Classe 1994 cantante e attrice, segue il suo “filo di Arianna”: «L’arte, concentrato di amore e bellezza». In “Donne fuori dall’ombra” ha interpretato la grande Kahlo: «Esperienza esaltante»

«Non mi stancherò mai di tornare a Roccalumera, nella spiaggia di fronte casa, il luogo dove l’amore non è solo un’idea. Come dice Dorothy nel mago di Oz, “There is no place like home”». Ester Gugliotta, classe 1994, cantante, cantautrice e attrice, diplomata al laboratorio di arti sceniche di Massimiliano Bruno, ha brillato anche per aver impersonato Frida, l'artista che ha reso la sua vita e la sua opera un’icona della lotta coniugata al femminile.
Come nasce la tua passione per la musica e per la recitazione?
«In realtà tutto nasce molto tardi, durante gli ultimi anni di liceo quando già avevo altri piani per il futuro. Un professore di filosofia che teneva un laboratorio musicale pomeridiano mi aveva sentita cantare sottovoce e mi convinse a iscrivermi.
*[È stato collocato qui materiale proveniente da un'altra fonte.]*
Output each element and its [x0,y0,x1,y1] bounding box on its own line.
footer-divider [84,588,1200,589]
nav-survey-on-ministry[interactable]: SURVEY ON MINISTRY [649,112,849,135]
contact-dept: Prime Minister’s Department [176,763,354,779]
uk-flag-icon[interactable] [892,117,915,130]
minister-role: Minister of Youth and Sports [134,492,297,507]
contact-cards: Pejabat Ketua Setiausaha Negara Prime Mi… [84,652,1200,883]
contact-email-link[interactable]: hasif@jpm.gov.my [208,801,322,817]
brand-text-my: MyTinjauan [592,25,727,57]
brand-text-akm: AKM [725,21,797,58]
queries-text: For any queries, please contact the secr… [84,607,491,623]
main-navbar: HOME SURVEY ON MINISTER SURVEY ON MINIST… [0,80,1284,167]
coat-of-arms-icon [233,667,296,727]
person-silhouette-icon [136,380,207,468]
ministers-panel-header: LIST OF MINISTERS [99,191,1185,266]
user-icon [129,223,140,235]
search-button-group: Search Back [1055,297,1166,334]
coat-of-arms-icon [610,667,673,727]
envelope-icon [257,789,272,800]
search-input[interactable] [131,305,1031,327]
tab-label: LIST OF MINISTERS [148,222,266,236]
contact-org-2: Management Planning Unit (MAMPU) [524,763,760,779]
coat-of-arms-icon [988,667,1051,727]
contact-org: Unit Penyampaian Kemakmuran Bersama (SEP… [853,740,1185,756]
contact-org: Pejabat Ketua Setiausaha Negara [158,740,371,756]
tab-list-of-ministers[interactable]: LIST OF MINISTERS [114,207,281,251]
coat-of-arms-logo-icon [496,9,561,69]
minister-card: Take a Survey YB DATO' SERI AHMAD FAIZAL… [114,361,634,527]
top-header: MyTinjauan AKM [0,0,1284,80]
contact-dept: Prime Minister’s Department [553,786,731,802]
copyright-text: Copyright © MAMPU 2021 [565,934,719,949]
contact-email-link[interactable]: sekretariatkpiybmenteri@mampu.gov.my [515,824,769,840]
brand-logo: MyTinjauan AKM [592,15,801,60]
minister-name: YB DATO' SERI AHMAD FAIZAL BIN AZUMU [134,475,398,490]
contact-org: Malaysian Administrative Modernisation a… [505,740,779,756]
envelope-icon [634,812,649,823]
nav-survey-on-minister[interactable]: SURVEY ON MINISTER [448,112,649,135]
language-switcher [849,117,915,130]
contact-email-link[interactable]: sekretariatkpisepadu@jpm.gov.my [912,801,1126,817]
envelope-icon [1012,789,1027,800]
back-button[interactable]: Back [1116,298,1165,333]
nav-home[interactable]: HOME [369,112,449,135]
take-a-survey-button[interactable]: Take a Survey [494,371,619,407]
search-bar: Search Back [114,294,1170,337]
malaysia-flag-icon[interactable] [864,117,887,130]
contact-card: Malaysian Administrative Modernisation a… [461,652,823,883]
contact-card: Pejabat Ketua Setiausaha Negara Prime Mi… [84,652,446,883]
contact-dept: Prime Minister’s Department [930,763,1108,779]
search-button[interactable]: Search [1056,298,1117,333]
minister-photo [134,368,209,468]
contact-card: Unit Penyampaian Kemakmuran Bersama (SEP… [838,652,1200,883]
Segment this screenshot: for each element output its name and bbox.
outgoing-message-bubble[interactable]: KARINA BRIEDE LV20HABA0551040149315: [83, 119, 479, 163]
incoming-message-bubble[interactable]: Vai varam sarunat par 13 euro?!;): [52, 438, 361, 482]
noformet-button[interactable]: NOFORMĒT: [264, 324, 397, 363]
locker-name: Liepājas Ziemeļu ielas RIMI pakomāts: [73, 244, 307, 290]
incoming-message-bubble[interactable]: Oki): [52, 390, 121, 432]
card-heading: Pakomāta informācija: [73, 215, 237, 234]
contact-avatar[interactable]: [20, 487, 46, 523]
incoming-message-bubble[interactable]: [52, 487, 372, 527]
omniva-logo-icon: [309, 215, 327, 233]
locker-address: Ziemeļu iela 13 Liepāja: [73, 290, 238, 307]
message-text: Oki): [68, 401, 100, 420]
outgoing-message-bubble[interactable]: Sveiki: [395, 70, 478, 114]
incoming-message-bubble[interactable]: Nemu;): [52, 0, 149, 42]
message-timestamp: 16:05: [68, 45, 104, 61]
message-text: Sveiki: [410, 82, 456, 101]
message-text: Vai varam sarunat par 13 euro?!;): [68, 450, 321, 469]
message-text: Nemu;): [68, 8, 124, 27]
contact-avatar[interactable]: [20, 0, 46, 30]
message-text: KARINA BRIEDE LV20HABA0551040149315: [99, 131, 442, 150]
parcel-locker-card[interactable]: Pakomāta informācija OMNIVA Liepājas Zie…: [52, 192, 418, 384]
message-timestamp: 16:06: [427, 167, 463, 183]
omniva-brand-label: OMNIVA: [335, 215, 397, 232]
Io, che tendevo a nascondere la mia voce così scura, anche per colpa dei commenti di mio fratello che non apprezzava per niente il mio timbro, a fine percorso mi trovai a dover cantare solista davanti a tutta la scuola. E un altro professore di latino e greco che teneva il laboratorio teatrale della scuola mi affidò prima il ruolo di Baccante e poi quello principale di Lisistrata. Recitare nel piccolo teatro greco di Palazzolo Acreide fu magico, come se tutta l'arte che abbiamo respirato nel corso dei millenni mi inondasse di energia. Da allora ho proseguito le strade della recitazione e della musica in maniera quasi slegata tra loro. Solo adesso iniziano a intrecciarsi e tutti gli amori che hanno sempre fatto parte della mia vita iniziano a danzare insieme».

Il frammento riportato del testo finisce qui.